Technology / Nanotechnology

Oh carbon nanotubes, is there anything you can't do?

Nanotubes can be envisioned as one-atom thick sheets of carbon that have been rolled into tubes. Researchers know that when things get that small, they act a little weird, and labs around the world are now racing to capitalize on nanotubes' strange properties. With their extraordinary strength and fascinating knack for conducting electricity and heat, nanotubes are finding applications in everything from cancer treatments to hydrogen cars. These structures of carbon may be tiny—a nanotube's diameter is about 10,000 times smaller than a human hair—but their impact on science and technology has been enormous.

Here, we count down nine of the most enticing possibilities for these giants on the Lilliputian stage. They probably won't all pan out, but if nanotubes fulfill just a few of these predictions, they'll be worth the buzz.

9. X-traordinary X-rays
A new nanotube-based imaging system could take sharper, faster pictures that trump today's X-rays and CT scans. Researchers from the University of North Carolina say their device will be especially useful for imaging organs that are perpetually in motion, like the heart and lungs.

In a traditional X-ray machine, a filament emits electrons when it is heated above a certain threshold, and those electrons fly through the body and hit a metal electrode on the other side, creating images; CT scans produce three-dimensional images by rotating the electron source. But the new system uses an array of carbon nanotubes that emit hundreds of electrons simultaneously as soon as voltage is applied to them. The system is faster than a regular X-ray machine because there are no filaments to warm up, and the multiple nanotube emitters can also take pictures from many different angles without moving.

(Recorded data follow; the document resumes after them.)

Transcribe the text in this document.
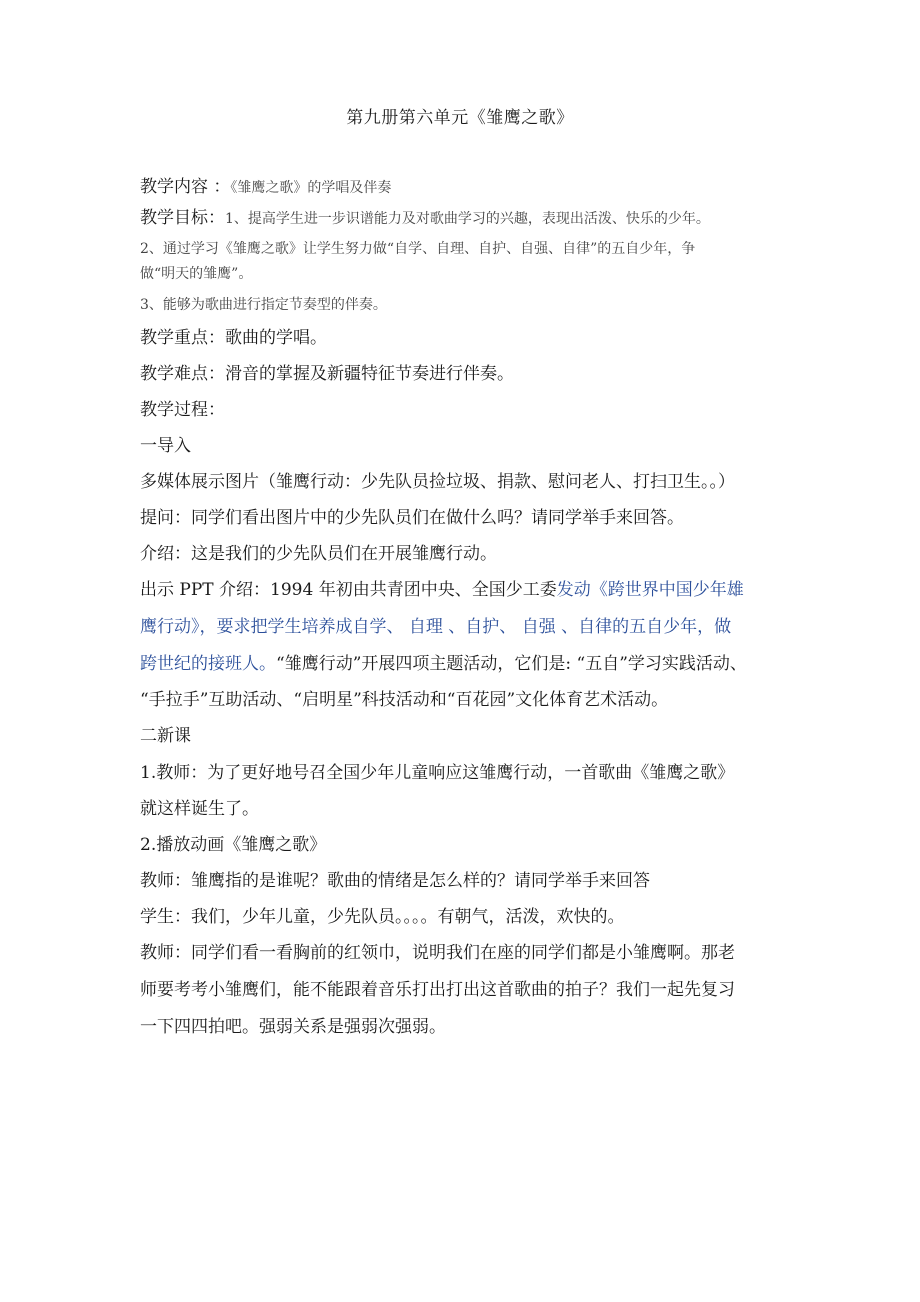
第九册第六单元《雏鹰之歌》
教学内容 ：《雏鹰之歌》的学唱及伴奏
教学目标：1、提高学生进一步识谱能力及对歌曲学习的兴趣，表现出活泼、快乐的少年。
2、通过学习《雏鹰之歌》让学生努力做“自学、自理、自护、自强、自律”的五自少年，争
做“明天的雏鹰”。
3、能够为歌曲进行指定节奏型的伴奏。
教学重点：歌曲的学唱。
教学难点：滑音的掌握及新疆特征节奏进行伴奏。
教学过程：
一导入
多媒体展示图片（雏鹰行动：少先队员捡垃圾、捐款、慰问老人、打扫卫生。。）
提问：同学们看出图片中的少先队员们在做什么吗？请同学举手来回答。
介绍：这是我们的少先队员们在开展雏鹰行动。
出示 PPT 介绍：1994 年初由共青团中央、全国少工委发动《跨世界中国少年雄
鹰行动》，要求把学生培养成自学、 自理 、自护、 自强 、自律的五自少年，做
跨世纪的接班人。“雏鹰行动”开展四项主题活动，它们是: “五自”学习实践活动、
“手拉手”互助活动、“启明星”科技活动和“百花园”文化体育艺术活动。
二新课
1.教师：为了更好地号召全国少年儿童响应这雏鹰行动，一首歌曲《雏鹰之歌》
就这样诞生了。
2.播放动画《雏鹰之歌》
教师：雏鹰指的是谁呢？歌曲的情绪是怎么样的？请同学举手来回答
学生：我们，少年儿童，少先队员。。。。有朝气，活泼，欢快的。
教师：同学们看一看胸前的红领巾，说明我们在座的同学们都是小雏鹰啊。那老
师要考考小雏鹰们，能不能跟着音乐打出打出这首歌曲的拍子？我们一起先复习
一下四四拍吧。强弱关系是强弱次强弱。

8. Helping the Hydrogen Car
Cars powered by hydrogen fuel cells have been a clean energy dream for years, but they've been held back largely by the expense of making fuel cells. The Department of Energy estimates that half of a fuel cell's price tag comes from the platinum catalyst used to speed up the reaction that produces energy. But in February a team of researchers found that bundles of carbon nanotubes doped with nitrogen form a more efficient and more compact catalyst.

While carbon nanotubes are currently fairly expensive to produce, researchers note that the price has been plummeting. Researchers from the University of Dayton, Ohio note that nanotube production costs have fallen 100-fold since 1990, while no such price reductions are likely with platinum, a limited natural resource.

7. Diagnosis Via Nanotube
Spanish researchers say nanotubes can even help with an embarrassing medical problem, and have created a biosensor that can diagnose yeast infections (the irritating fungal infections that can take hold on the genitals). The scientists say their gadget provides a quicker diagnosis that today's typical method, in which a cell sample is taken and cultured in the lab to look for the presence of the Candida albicans fungus.

The researchers built a transistor that contains carbon nanotubes and antibodies programmed to attack the Candida yeast cells. When a cell sample is put on the biosensor, the interaction between the yeast and the antibodies changes the electric current of the device. The extremely conductive nanotubes record the change and allow researchers to measure how much yeast is present.

6. The Smallest Chips in the Land
Nanotubes could even spell the end of a building block of our modern world: the silicon-based computer chip. Several research groups have found ways to "unzip" carbon nanotubes to produce atom-thick ribbons of graphene. Like silicon, graphene is a semiconductor, but the nano-sized ribbons could be used to pack much more processing power on every computer chip.

Researchers have made graphene ribbons before, but never as easily—previously the ribbons were cut from larger graphene sheets, which offered little control over their size and shape. In contrast, unzipping nanotubes is a precise process. One research group first stuck the nanotubes to a polymer film, then used argon gas to etch away a strip from each tube to produce the nanoribbons.